The resignation of the Defence Secretary in a scandal is a huge political event. People still talk of the Profumo scandal 50 years later. But Fox’s resignation was forgotten by the media within a fortnight, even though it is now proven that the Gus O’Donell official investigation into the affair was a tissue of lies.

Take only these undisputed facts:

Fox Gould and Werritty met at least five times more than the twice the official investigation claims
The government refuses to say how often Gould and Werritty met without Fox
The government refuses to release the Gould-Werritty correspondence
The three met with Mossad

How can that not be a news story? I spent the most frustrating fortnight of my life trying to get a newspaper – any newspaper – to publish even these bare facts. I concentrated my efforts on the Guardian.

I sent all my research, and all the evidence for it, in numeorus emails to the Guardian, including to David Leigh, Richard Norton-Taylor, Rupert Neate and Seumas Milne. I spoke to the first three, several times. I found a complete resistance to publishing anything on all those hidden Fox/Werritty/Gould meetings, or what they tell us about neo-con links with Israel.

Why? Guardian Media Group has a relationship with an Israel investment company, Apax, but the Guardian strongly denies that this has any effect on them.

The Guardian to this day has not published the fact that there were more Fox-Gould-Werritty meetings than O’Donnell disclosed. Why?

I contacted the Guardian to tell them I intended to publish this article, and invited them to give a statement. Here it is, From David Leigh, Associate Editor:

I hope your blogpost will carry the following response in full.

1. I know nothing of any Israeli stake in the ownership of the Guardian. As it is owned by the Scott Trust, not any Israelis, your suggestion sems a bit mad.
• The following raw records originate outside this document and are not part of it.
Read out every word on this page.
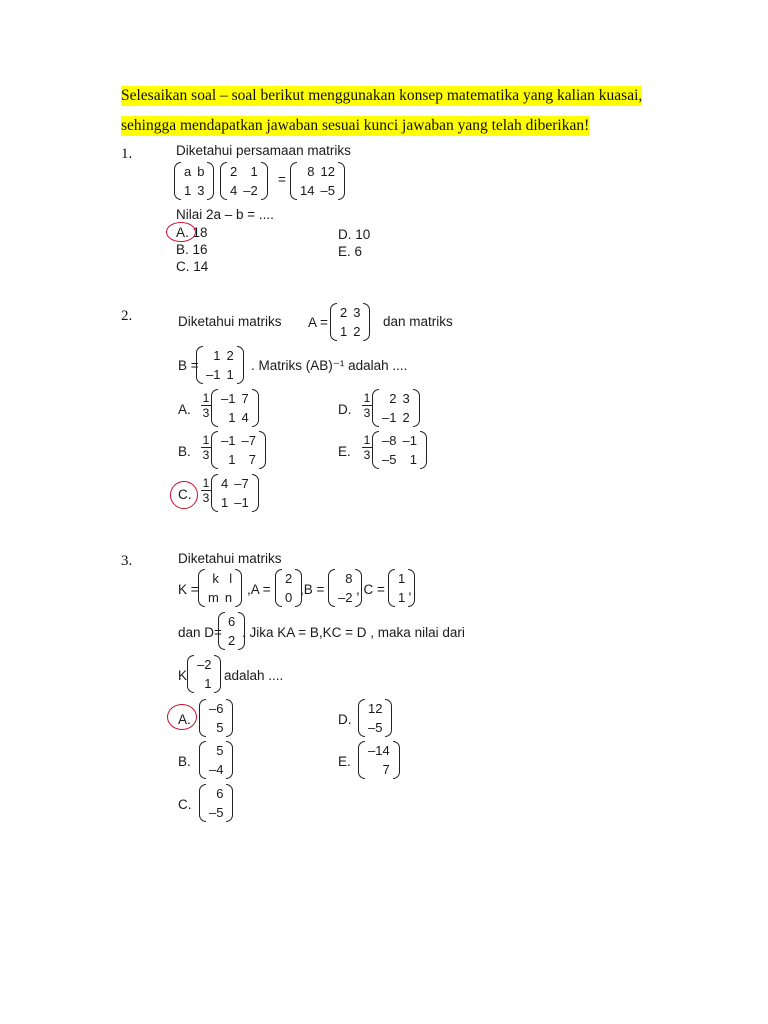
Selesaikan soal – soal berikut menggunakan konsep matematika yang kalian kuasai,
sehingga mendapatkan jawaban sesuai kunci jawaban yang telah diberikan!
1.	Diketahui persamaan matriks
a	b
1	3
2	1
4	–2
=
8	12
14	–5
Nilai 2a – b = ....
A. 18
B. 16
C. 14
D. 10
E. 6
2.	Diketahui matriks A =
2	3
1	2
dan matriks
B =
1	2
–1	1
. Matriks (AB)⁻¹ adalah ....
A. $\frac{1}{3} -1$	7
1	4
B. $\frac{1}{3} -1$	–7
1	7
C. $\frac{1}{3} 4$	–7
1	–1
D. $\frac{1}{3} 2$	3
–1	2
E. $\frac{1}{3} -8$	–1
–5	1
3.	Diketahui matriks
K =
k	l
m	n
,A =
2
0
,B =
8
–2
, C =
1
1
,
dan D=
6
2
. Jika KA = B,KC = D , maka nilai dari
K
–2
1
adalah ....
A.
–6
5
B.
5
–4
C.
6
–5
D.
12
–5
E.
–14
7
2. The Guardian has not “refused” to publish any information supplied by you. On the contrary, I personally have been spending my time looking into it, as I told you previously. I have no idea what the attitude of others in “the Guardian” is. I form my own opinions about what is worth publishing, and don’t take dictation from others. That includes you.
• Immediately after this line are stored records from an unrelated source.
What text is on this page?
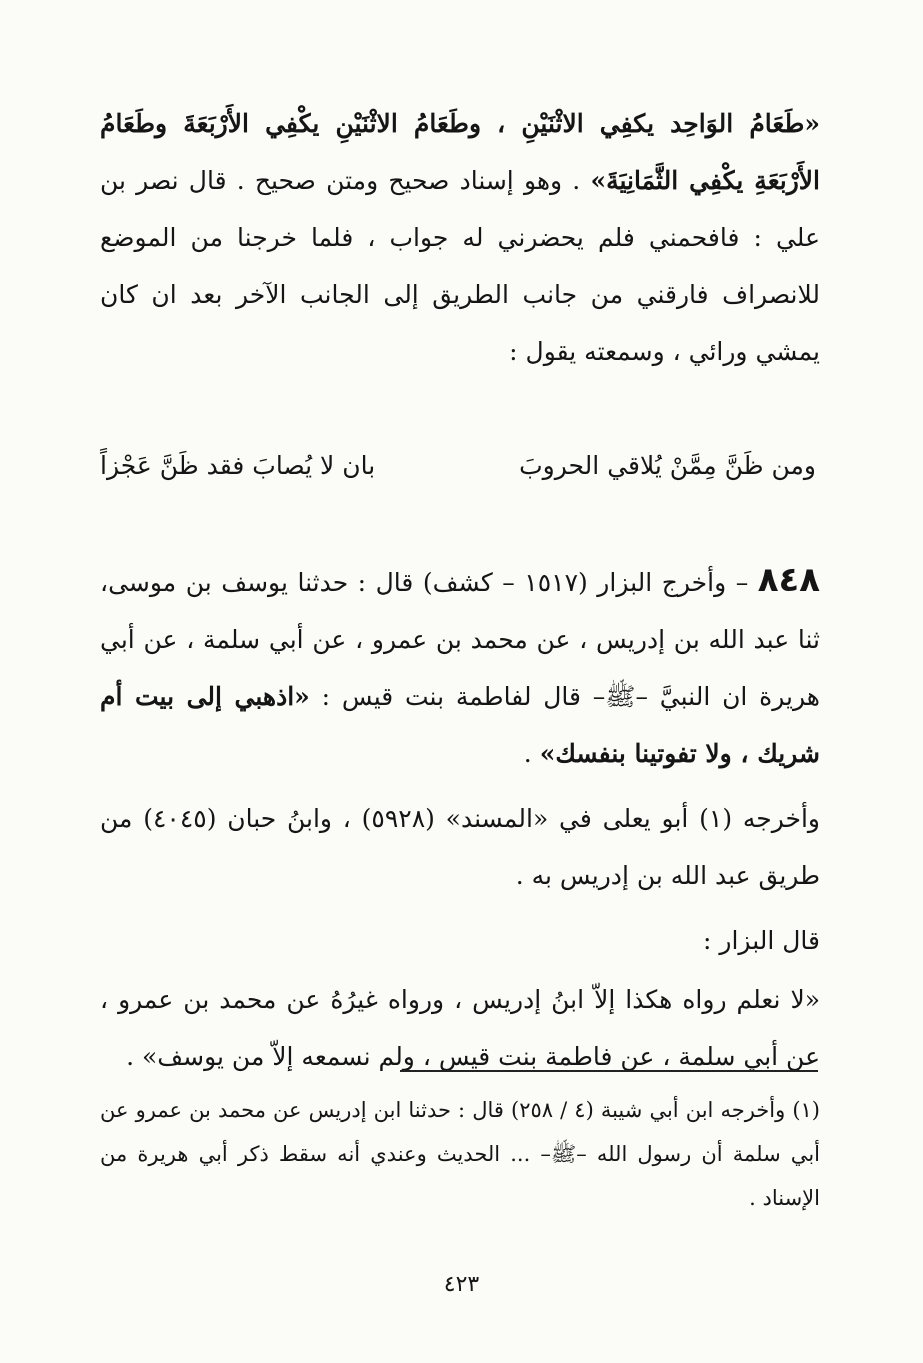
«طَعَامُ الوَاحِد يكفِي الاثْنَيْنِ ، وطَعَامُ الاثْنَيْنِ يكْفِي الأَرْبَعَةَ وطَعَامُ الأَرْبَعَةِ يكْفِي الثَّمَانِيَةَ» . وهو إسناد صحيح ومتن صحيح . قال نصر بن علي : فافحمني فلم يحضرني له جواب ، فلما خرجنا من الموضع للانصراف فارقني من جانب الطريق إلى الجانب الآخر بعد ان كان يمشي ورائي ، وسمعته يقول :

ومن ظَنَّ مِمَّنْ يُلاقي الحروبَ
بان لا يُصابَ فقد ظَنَّ عَجْزاً

٨٤٨ – وأخرج البزار (١٥١٧ – كشف) قال : حدثنا يوسف بن موسى، ثنا عبد الله بن إدريس ، عن محمد بن عمرو ، عن أبي سلمة ، عن أبي هريرة ان النبيَّ –ﷺ– قال لفاطمة بنت قيس : «اذهبي إلى بيت أم شريك ، ولا تفوتينا بنفسك» .

وأخرجه (١) أبو يعلى في «المسند» (٥٩٢٨) ، وابنُ حبان (٤٠٤٥) من طريق عبد الله بن إدريس به .

قال البزار :

«لا نعلم رواه هكذا إلاّ ابنُ إدريس ، ورواه غيرُهُ عن محمد بن عمرو ، عن أبي سلمة ، عن فاطمة بنت قيس ، ولم نسمعه إلاّ من يوسف» .

(١) وأخرجه ابن أبي شيبة (٤ / ٢٥٨) قال : حدثنا ابن إدريس عن محمد بن عمرو عن أبي سلمة أن رسول الله –ﷺ– ... الحديث وعندي أنه سقط ذكر أبي هريرة من الإسناد .

٤٢٣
3. I can’t imagine what you are hinting at in your reference to Assange. If you’ve got a conspiracy theory, why don’t you spit it out?

I can understand your frustration, Craig, when others don’t join up the dots in the same way as you. But please try not to be offensive, defamatory, or plain daft about it.

As I said, it would be honest of you to publish my response in full if you want to go ahead with these unwarranted attacks on the Guardian’s integrity.

Possible some Guardian readers will get drawn to this post: at least then they will find out that Werritty, Fox and Gould held many more meetings, hushed up by O’Donnell and hushed up by the Guardian.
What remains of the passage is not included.